Sejumlah penulis telah mengatakan bagaimana kontradiksi dalam sebuah sistem
pendidikan dapat digunakan untuk menumbangkan kekuatan reproduksi yang melekat di
tempat kerja pada umumnya, dan untuk matematika pada khususnya (Gintis dan Bowles,
1980; Noss, 1989). Sebuah argumen terkait bahwa kekuatan-kekuatan menyebabkan
resistensi di kalangan peserta didik (Giroux, 1983;Mellin-Olsen, 1987). Apa yang
dikatakan di atas adalah kontradiksi dengan kemungkinan guruuntuk menantang kekuatan
tersebut melalui problem posing pedagogik. Namun, untuk menjadiemansipatoris harus
berhasil dalam melibatkan peserta didik. Sebagaimana telah kita lihat, hal ini jugaharus
didasarkan pada pandangan matematika, dan ilmu pengetahuan pada umumnya, yang
mengakui peserta didik dan karenanya juga guru sebagai agen epistemologis.

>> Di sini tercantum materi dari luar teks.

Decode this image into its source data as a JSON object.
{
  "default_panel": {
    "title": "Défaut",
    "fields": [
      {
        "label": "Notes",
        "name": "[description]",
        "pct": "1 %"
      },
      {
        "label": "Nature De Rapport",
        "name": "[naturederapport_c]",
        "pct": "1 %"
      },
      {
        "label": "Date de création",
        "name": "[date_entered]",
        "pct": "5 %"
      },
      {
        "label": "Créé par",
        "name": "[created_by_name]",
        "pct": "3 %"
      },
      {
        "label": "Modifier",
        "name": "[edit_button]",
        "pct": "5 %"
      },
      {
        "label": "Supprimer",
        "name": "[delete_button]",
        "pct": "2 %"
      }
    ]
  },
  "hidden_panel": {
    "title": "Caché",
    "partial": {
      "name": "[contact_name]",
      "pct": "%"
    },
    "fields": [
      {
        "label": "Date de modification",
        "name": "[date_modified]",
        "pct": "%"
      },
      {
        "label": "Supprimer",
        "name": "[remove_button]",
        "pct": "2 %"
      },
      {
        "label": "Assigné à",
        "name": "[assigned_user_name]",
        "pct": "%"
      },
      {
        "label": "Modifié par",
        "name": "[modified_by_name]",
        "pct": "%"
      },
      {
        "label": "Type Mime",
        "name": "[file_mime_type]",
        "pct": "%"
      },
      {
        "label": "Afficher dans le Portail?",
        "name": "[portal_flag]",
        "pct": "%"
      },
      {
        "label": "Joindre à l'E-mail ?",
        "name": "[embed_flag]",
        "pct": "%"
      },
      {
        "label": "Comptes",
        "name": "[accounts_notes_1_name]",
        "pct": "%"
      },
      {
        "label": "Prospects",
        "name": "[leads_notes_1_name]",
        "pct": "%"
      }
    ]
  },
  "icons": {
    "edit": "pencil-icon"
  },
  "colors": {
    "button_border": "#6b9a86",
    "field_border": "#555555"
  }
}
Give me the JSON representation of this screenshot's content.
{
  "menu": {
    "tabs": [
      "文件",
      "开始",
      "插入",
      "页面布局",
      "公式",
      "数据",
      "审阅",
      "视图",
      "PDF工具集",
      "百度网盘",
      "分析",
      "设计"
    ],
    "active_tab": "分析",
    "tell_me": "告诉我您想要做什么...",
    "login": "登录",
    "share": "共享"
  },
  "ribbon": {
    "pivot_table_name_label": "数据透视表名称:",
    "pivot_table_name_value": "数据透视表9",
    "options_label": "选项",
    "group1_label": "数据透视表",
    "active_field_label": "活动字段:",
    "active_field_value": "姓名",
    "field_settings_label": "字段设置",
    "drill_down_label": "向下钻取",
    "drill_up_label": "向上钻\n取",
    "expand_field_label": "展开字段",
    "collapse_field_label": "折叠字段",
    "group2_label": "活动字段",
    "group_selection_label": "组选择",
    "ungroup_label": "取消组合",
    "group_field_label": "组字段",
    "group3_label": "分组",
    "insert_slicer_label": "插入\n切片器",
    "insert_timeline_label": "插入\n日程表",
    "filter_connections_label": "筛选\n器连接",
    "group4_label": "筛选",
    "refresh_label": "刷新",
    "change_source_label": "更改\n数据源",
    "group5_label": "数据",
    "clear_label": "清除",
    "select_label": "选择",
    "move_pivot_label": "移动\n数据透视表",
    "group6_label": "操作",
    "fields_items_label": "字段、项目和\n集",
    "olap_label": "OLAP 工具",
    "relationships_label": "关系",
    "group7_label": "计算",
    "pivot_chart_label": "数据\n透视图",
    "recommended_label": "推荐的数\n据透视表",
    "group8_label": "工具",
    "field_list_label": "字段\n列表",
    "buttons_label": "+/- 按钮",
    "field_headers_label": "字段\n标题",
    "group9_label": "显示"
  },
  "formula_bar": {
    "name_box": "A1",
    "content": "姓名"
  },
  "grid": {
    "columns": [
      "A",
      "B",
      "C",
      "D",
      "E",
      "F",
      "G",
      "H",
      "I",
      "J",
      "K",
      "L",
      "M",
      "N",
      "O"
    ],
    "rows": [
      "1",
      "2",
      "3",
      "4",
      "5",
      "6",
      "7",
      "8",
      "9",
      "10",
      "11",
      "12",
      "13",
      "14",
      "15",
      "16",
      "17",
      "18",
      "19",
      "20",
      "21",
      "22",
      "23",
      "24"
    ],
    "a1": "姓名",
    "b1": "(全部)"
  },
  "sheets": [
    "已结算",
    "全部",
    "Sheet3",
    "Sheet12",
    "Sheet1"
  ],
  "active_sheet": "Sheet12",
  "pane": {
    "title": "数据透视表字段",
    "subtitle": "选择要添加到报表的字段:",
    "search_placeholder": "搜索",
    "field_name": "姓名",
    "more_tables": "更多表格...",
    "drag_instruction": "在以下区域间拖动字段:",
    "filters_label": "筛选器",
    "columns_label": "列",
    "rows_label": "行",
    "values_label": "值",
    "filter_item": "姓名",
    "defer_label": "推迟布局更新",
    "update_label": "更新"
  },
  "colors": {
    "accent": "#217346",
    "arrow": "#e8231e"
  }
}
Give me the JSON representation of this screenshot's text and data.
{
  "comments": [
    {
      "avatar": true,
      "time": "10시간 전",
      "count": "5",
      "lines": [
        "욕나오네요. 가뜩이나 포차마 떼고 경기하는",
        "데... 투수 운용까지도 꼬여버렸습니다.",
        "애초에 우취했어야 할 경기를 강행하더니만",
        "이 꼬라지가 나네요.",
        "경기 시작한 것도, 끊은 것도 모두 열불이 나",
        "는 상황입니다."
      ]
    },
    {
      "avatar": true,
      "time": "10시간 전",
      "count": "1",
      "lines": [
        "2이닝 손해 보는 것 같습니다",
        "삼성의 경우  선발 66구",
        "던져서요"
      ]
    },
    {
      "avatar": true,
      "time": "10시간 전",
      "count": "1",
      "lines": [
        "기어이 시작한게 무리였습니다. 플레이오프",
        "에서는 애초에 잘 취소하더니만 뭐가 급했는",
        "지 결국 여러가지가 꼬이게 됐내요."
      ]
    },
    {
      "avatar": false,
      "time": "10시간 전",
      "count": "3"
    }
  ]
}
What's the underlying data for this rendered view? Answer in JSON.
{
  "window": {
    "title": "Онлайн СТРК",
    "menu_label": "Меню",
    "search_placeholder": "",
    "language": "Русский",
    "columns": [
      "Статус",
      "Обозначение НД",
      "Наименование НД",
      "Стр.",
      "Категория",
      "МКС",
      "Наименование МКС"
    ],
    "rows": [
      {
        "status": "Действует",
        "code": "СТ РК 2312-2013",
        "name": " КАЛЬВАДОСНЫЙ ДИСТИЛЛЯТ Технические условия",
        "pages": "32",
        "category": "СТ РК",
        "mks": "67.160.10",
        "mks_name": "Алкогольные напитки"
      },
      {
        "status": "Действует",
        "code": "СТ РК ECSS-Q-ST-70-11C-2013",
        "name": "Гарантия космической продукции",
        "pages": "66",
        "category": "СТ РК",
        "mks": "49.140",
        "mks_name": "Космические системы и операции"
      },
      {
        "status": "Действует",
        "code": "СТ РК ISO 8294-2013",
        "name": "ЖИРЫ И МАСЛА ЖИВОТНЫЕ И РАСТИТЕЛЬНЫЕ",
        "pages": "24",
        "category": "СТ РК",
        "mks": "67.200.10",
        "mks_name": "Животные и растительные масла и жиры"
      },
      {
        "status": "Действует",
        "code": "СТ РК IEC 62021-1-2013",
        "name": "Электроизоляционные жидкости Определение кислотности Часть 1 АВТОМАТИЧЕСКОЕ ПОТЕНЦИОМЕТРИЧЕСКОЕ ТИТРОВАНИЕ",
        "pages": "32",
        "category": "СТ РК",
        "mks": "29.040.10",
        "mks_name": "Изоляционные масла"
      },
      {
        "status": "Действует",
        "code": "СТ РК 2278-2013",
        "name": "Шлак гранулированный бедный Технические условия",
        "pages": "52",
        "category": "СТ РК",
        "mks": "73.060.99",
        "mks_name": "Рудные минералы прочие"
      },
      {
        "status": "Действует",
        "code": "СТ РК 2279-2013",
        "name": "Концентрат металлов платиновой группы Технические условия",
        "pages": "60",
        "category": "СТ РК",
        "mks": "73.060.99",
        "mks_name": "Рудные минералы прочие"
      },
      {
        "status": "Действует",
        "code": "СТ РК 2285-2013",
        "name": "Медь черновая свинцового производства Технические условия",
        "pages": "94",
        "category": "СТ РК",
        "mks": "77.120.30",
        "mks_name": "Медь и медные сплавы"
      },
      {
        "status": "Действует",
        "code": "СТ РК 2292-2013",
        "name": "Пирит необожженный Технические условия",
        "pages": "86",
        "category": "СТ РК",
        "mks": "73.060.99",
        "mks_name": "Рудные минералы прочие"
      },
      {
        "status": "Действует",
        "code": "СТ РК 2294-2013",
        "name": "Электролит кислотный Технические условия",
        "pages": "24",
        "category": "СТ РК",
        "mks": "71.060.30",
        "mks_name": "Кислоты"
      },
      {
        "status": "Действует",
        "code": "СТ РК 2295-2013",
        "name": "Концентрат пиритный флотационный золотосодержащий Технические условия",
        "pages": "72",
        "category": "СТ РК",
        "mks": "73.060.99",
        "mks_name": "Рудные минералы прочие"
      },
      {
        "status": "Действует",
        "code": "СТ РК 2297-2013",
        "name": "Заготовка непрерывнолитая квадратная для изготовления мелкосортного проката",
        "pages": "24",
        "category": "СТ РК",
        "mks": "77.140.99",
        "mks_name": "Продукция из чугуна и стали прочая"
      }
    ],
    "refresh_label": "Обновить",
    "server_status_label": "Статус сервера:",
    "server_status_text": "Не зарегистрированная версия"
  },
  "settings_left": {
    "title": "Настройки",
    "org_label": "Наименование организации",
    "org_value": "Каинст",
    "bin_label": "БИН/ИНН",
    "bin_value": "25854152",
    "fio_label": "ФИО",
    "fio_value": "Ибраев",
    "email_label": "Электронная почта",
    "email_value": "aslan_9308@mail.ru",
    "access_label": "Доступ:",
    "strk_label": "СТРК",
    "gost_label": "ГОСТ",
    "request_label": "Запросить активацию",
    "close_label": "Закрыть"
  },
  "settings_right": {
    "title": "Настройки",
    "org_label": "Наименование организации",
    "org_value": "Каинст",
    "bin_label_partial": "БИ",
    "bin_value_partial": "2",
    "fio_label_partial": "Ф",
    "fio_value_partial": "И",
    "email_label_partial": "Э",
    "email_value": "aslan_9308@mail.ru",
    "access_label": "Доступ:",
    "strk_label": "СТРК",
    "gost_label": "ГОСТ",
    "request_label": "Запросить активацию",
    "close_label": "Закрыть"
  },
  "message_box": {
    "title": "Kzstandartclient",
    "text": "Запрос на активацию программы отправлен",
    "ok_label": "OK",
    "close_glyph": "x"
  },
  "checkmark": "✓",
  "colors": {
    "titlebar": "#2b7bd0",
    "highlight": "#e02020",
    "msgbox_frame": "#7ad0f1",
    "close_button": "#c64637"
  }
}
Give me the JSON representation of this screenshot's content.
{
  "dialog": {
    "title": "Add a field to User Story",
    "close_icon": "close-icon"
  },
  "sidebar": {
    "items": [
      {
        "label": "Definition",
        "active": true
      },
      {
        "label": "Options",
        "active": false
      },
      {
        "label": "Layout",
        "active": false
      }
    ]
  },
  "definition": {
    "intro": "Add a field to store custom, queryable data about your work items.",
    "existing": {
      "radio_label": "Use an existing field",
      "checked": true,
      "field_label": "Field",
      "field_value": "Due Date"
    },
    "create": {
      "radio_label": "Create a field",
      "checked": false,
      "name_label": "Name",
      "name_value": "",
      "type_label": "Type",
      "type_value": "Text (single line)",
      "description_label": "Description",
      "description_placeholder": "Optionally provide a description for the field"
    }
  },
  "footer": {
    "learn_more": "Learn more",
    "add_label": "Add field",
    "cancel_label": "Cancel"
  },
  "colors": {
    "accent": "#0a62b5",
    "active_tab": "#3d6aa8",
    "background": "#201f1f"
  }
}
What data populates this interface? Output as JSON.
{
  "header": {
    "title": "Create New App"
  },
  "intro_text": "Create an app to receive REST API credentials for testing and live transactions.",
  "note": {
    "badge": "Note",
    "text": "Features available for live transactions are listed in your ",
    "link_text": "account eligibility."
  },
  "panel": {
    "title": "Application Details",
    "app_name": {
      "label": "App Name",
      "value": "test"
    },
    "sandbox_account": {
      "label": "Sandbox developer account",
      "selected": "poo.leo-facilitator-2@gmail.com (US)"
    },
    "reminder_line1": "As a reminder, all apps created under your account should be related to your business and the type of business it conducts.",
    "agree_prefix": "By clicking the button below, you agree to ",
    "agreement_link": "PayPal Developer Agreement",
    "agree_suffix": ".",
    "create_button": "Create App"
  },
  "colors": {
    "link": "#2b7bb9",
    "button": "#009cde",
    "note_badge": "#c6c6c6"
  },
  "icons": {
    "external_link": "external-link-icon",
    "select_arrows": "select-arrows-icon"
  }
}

Hal ini menimbulkan masalah guru sebagai 'praktisi reflektif' (Schon, 1983), dan
seorang peneliti (Stenhouse, 1975; Meighan, 1986). Sebuah pedagogik yang
memberdayakan peserta didik sebagai agen epistemologis tergantung pada guru yang
melakukannya pada tingkat ini juga. Dengan demikian guru dapat menciptakan
matematika dalam bukunya atau kelasnya, tetapi sebagai seorangprofesional, juga
menciptakan pengetahuan pendidikan. Meskipun hal ini tidak akan diuraikan lebih lanjut
di sini, dapat dikatakan bahwa tujuan utama dari buku ini, dengan menjelajahi landasan
filosofis pendidikan matematika, adalah untuk menyediakan alat untuk berpikirguru
sebagai praktisi reflektif dan peneliti.
4. Kesimpulan
Tema bab ini adalah bahwa dengan merenungkan sifat matematika sebagai
pemecahan problem posing dan kegiatan penyelesaian, problem posing pedagogik menjadi
emansipatoris. Sebagai bagian dari pendekatan publik untuk pengajaran matematika, maka
memungkinkan tujuan sosial tertinggi pendidikan matematika harus diatasi. Tujuan ini
termasuk pemenuhan potensi individu sebagai manusia, berpindah kesadaran sosial ke
yang lebih tinggi dan kebutuhan untuk perubahan sosial, dan melawan ketidakadilan,
khususnya rasisme dan seksisme. Namun, tujuan-tujuan sosial adalah bagian dari ini, dan
tidak bertentangan dengan pengembangan keterampilan individu dan kreativitas dalam
matematika. Tentu saja, apa yang terletak di jantung ideologi pendidik publik adalah
konstruktivis sosial filsafat matematika. Kelebihan atau kekurangan masing-masing dari
lima ideologi pendidikan matematika didukung oleh filsafat matematika. Dalam
pendapatnya, seluruh filsafat matematika, atau mendukung semua kurikulum matematika
dan pengajaran.Hal ini adalah tema dari buku ini. Yaitu bahwa:
apakah satu keinginan atau tidak, semua pedagogik matematika, bahkan jika hampir
koheren, berpijak pada filosofi matematika.